Domain Generalization Using a Mixture of Multiple Latent Domains

In the domain of computer vision, the challenge of domain generalization has garnered significant interest, predominantly due to deep neural networks' (DNNs) susceptibility to domain shifts. Domain shifts occur when there is a discrepancy between the training (source) and testing (target) data distributions, which is commonplace in real-world applications such as autonomous driving, where varying environmental conditions can have drastic effects on model performance.

The paper by Toshihiko Matsuura and Tatsuya Harada presents a novel approach to domain generalization by introducing the concept of handling a mixture of multiple latent domains without the need for explicit domain labels. This paper moves away from the conventional assumption that the domain of each sample in a training dataset is known. Instead, it acknowledges the realistic scenario of datasets consisting of mixed latent domains, for which domain labels are unavailable, as is typical with datasets sourced through web crawling.

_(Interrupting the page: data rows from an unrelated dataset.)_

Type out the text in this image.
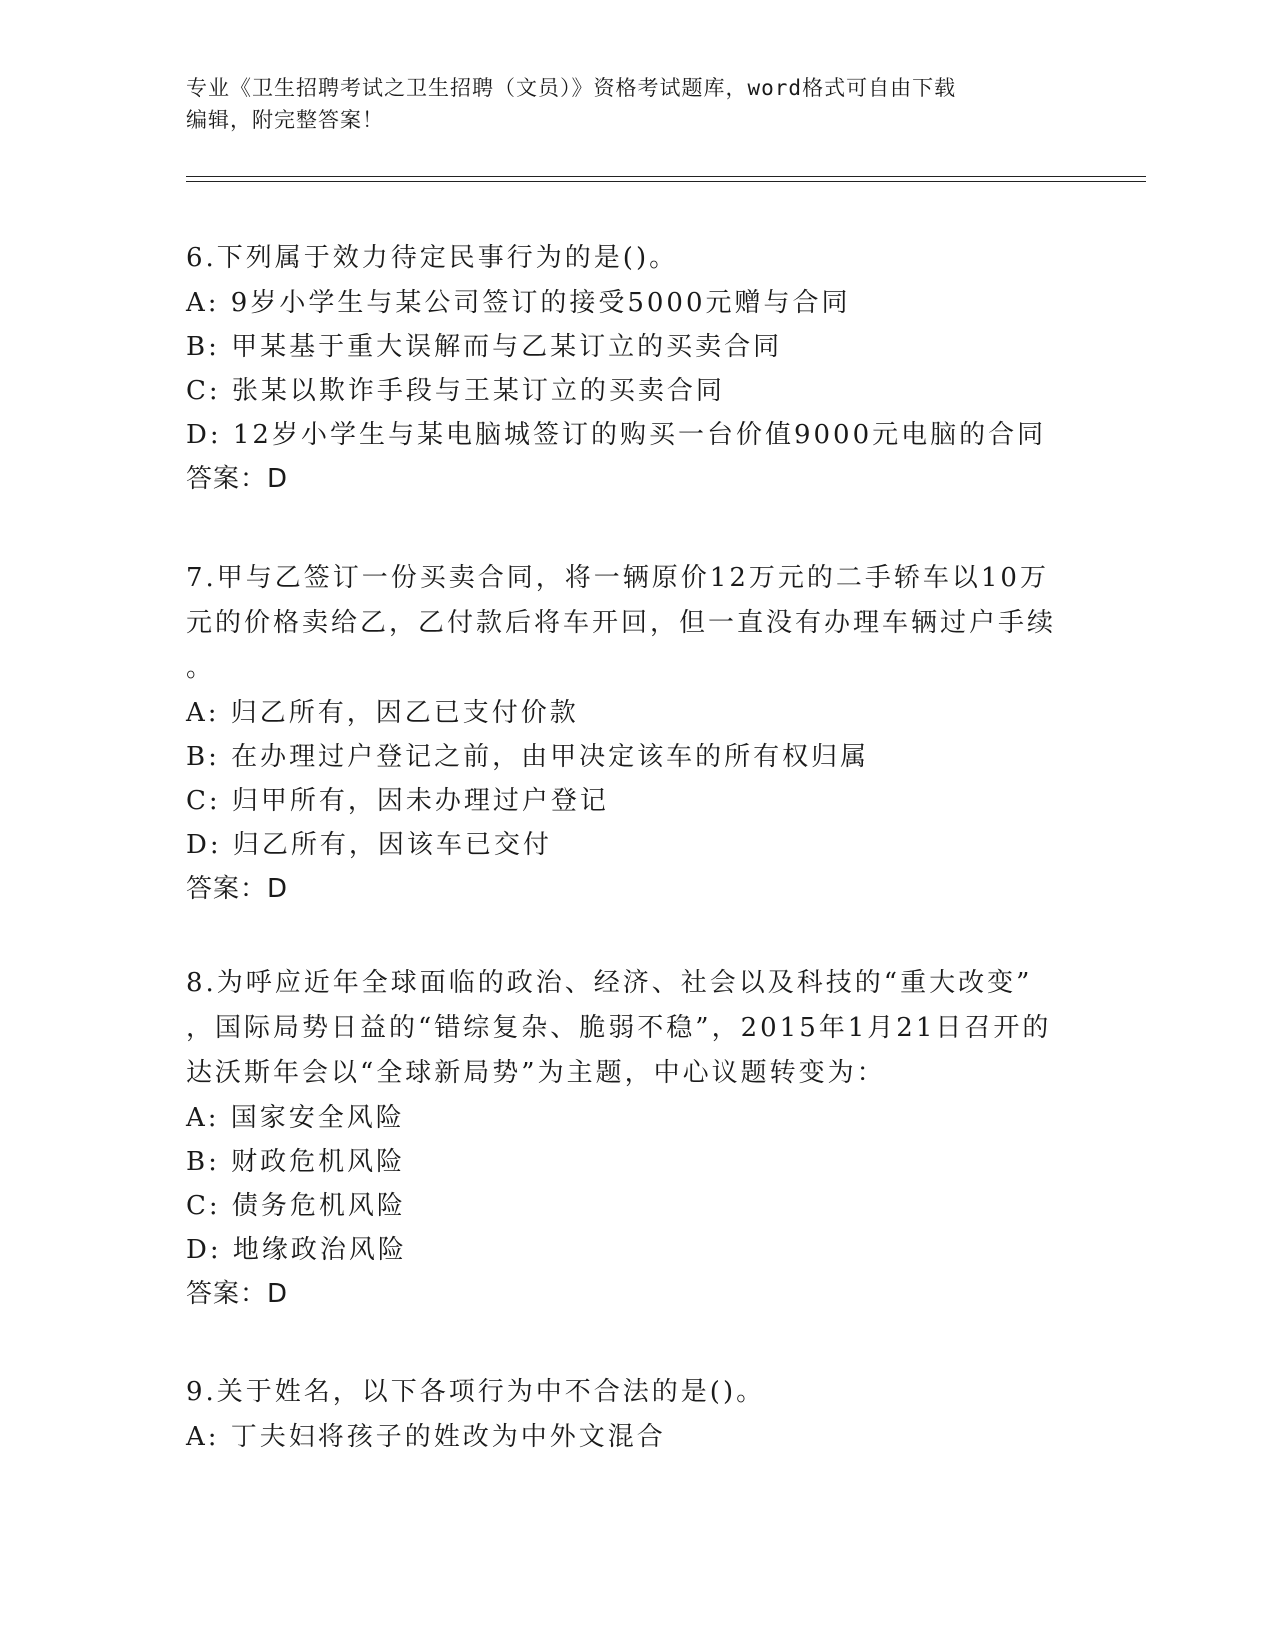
专业《卫生招聘考试之卫生招聘（文员）》资格考试题库，word格式可自由下载
编辑，附完整答案！
6.下列属于效力待定民事行为的是()。
A: 9岁小学生与某公司签订的接受5000元赠与合同
B: 甲某基于重大误解而与乙某订立的买卖合同
C: 张某以欺诈手段与王某订立的买卖合同
D: 12岁小学生与某电脑城签订的购买一台价值9000元电脑的合同
答案：D
7.甲与乙签订一份买卖合同，将一辆原价12万元的二手轿车以10万
元的价格卖给乙，乙付款后将车开回，但一直没有办理车辆过户手续
。
A: 归乙所有，因乙已支付价款
B: 在办理过户登记之前，由甲决定该车的所有权归属
C: 归甲所有，因未办理过户登记
D: 归乙所有，因该车已交付
答案：D
8.为呼应近年全球面临的政治、经济、社会以及科技的“重大改变”
，国际局势日益的“错综复杂、脆弱不稳”，2015年1月21日召开的
达沃斯年会以“全球新局势”为主题，中心议题转变为：
A: 国家安全风险
B: 财政危机风险
C: 债务危机风险
D: 地缘政治风险
答案：D
9.关于姓名，以下各项行为中不合法的是()。
A: 丁夫妇将孩子的姓改为中外文混合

The authors propose a methodology that iteratively partitions samples into latent domains via clustering and subsequently trains a domain-invariant feature extractor using adversarial learning. The method draws on style features for clustering, based on the assumption that domain characteristics are often encapsulated in image styles. The domain-discriminative style features are computed via convolutional feature statistics, specifically mean and standard deviation, and these are employed to iteratively assign pseudo domain labels to properly train the feature extractor without manual domain annotations.

The results achieved from the experimental evaluation on benchmark datasets, PACS and VLCS, demonstrate the efficacy of the proposed method. Remarkably, it outperforms conventional domain generalization techniques which rely on domain labels, a bold claim indicating the potential of adversarial learning combined with pseudo-labeling through unsupervised clustering.

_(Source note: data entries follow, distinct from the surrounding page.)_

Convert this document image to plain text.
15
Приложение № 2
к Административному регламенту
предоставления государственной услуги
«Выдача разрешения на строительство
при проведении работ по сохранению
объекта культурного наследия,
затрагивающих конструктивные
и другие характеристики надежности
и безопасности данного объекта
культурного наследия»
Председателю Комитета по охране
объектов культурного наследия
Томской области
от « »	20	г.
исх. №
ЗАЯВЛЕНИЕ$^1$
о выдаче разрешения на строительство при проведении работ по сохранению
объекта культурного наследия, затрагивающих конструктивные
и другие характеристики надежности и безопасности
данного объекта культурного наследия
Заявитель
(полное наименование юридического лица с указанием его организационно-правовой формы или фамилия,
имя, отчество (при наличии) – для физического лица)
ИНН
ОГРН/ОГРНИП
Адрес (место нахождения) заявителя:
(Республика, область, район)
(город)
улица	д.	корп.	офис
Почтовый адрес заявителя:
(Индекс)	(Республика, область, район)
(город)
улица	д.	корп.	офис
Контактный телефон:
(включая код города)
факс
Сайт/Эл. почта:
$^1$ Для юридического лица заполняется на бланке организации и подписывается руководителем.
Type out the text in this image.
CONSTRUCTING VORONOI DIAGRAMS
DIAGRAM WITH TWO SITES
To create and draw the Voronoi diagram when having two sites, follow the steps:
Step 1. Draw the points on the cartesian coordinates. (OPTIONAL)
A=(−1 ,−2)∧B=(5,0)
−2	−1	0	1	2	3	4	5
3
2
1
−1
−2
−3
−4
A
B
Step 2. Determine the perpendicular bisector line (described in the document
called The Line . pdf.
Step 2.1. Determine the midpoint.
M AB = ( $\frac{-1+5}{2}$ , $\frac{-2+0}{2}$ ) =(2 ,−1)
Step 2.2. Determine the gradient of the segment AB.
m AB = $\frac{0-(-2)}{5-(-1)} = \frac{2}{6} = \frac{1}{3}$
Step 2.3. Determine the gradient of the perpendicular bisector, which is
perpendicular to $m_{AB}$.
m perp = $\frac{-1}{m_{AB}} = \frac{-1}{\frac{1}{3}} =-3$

Key experimental insights highlighted in the paper include the robustness of the proposed method against variations in the number of pseudo-domain clusters and an observed improvement over baseline methods not only in pictorial datasets like PACS but also in more challenging VLCS datasets, where domain variation exists within photographic images. This robustness is reflected in the consistency of results even when the pseudo domains did not match the original domains in number, indicating the method's adaptability.

From a theoretical perspective, the paper suggests that focusing on image styles as proxies for domain-defining features could be a generalizable strategy across various data types and tasks. Practically, the ability to train models in the absence of explicit domain labels offers a significant reduction in the resource-intensive process of annotating domain information, thus broadening the applicability of domain generalization methods.

Looking forward, this research opens avenues in exploring how other latent factors beyond style could contribute to domain definition and how these can be efficiently exploited in training more robust models. Additionally, further advancements could include integrating this approach within broader AI systems that need to adapt quickly to changing inputs without predefined guidelines, such as those encountered in autonomous systems.

Overall, this paper contributes an insightful perspective on domain generalization, framing it within a realistic and resource-efficient context that promises heightened applicability for DNNs in dynamic, real-world environments.